Although the credit requirements seem extremely large, it is not so significant as the graduating thesis takes about 14 credits itself. However, the workload increases a lot from Junior division courses to Senior division courses. Whereas readings would be about 20 pages per class per week in Junior Divison, it is closer to 70 to 100 pages in Senior Division.
Therefore, for students entering the Senior division, it is encouraged to try and span out all your credits evenly by taking about six courses per semester. This will allow you to fulfill your graduation requirements without overloading yourself.
Example of Courses
What do some courses at The University of Tokyo look like?

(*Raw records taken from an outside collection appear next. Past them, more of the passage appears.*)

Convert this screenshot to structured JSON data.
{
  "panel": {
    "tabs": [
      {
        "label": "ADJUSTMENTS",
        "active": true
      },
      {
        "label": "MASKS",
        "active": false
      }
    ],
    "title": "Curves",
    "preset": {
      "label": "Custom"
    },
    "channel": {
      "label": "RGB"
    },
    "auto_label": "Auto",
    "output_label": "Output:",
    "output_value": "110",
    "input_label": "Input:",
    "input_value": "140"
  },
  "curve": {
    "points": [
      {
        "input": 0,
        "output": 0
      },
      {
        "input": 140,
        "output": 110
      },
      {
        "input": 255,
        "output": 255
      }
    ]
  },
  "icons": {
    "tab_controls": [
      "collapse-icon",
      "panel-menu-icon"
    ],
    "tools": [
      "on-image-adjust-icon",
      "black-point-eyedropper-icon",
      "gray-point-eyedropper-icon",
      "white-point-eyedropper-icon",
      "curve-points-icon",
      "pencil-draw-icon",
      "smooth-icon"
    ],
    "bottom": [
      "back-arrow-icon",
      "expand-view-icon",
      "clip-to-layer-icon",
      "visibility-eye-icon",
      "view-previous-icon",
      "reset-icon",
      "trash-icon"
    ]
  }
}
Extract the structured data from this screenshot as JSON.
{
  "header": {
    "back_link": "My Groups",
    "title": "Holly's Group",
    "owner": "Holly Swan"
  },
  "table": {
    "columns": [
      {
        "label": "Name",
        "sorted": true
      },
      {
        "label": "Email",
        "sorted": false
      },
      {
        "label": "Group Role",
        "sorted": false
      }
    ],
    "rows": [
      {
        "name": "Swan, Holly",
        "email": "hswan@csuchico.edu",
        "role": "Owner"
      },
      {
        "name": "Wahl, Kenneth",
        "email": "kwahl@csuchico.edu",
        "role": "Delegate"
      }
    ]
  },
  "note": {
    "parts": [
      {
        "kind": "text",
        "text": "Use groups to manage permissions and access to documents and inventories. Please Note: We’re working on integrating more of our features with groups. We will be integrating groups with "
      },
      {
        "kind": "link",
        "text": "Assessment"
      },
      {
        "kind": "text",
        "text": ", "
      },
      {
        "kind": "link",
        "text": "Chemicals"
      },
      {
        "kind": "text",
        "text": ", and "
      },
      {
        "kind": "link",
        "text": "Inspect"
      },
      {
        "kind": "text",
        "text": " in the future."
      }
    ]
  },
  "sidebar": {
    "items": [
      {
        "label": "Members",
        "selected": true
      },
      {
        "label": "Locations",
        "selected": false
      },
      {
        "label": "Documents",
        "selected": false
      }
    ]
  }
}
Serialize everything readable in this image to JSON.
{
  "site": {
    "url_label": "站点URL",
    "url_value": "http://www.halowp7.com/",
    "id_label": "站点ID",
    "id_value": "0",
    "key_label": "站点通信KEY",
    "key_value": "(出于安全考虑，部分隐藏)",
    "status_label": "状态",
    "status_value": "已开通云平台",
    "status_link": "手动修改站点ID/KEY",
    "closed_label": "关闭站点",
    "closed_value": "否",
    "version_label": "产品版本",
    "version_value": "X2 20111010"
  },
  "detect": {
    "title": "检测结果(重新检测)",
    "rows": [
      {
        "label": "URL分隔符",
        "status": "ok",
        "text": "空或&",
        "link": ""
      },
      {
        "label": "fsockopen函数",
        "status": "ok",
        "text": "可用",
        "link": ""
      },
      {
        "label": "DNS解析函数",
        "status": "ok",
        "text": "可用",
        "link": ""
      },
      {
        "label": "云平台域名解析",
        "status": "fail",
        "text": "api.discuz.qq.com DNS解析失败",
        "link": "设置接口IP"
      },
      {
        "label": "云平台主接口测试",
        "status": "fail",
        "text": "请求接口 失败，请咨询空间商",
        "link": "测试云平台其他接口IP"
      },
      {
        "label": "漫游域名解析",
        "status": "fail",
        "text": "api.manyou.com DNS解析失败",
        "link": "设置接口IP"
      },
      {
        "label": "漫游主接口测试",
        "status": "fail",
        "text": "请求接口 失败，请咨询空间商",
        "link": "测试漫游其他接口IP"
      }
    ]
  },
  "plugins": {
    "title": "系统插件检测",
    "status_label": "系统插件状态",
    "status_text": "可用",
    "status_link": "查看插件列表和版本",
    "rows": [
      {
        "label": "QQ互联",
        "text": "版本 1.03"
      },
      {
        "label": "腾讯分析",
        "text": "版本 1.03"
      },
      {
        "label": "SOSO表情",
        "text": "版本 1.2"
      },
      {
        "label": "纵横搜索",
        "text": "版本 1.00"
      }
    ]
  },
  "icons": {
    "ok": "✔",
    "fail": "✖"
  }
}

For the PEAK program, the subjects taught vastly differs between The International Program on Japan in East Asia and The International Program on Environmental Sciences.
The International Program on Japan in East Asia
The courses in The International Program on Japan in East Asia focus on a multidisciplinary approach to the social sciences and humanities. Topics can range from International Politics, History, International Relations, or Economics. Courses often consist of 30 – 100-page readings each week, two essays, and one final exam or term paper.
The International Program on Environmental Sciences
The courses in The International Program on Environmental Sciences focus on a multidisciplinary to the sciences and environmental systems. Topics can range from Mathematics, Physics, Chemistry, Biology, and Ecology. Courses often consist of fewer readings but more weekly quizzes, followed by a more weighted mid-term and final exam
The courses at the University of Tokyo greatly differ between the Junior Division and Senior Divison. Although total semester class time is rather short in duration than courses offered at North American universities, students at the University of Tokyo have to compensate this by ultimately, taking a larger number of classes to meet their credit requirements. This suggests that perhaps studying at the University of Tokyo provides students with the opportunity to broaden their academic expertise, avoiding specializing in a narrow field by taking on an array of different subjects and specialties.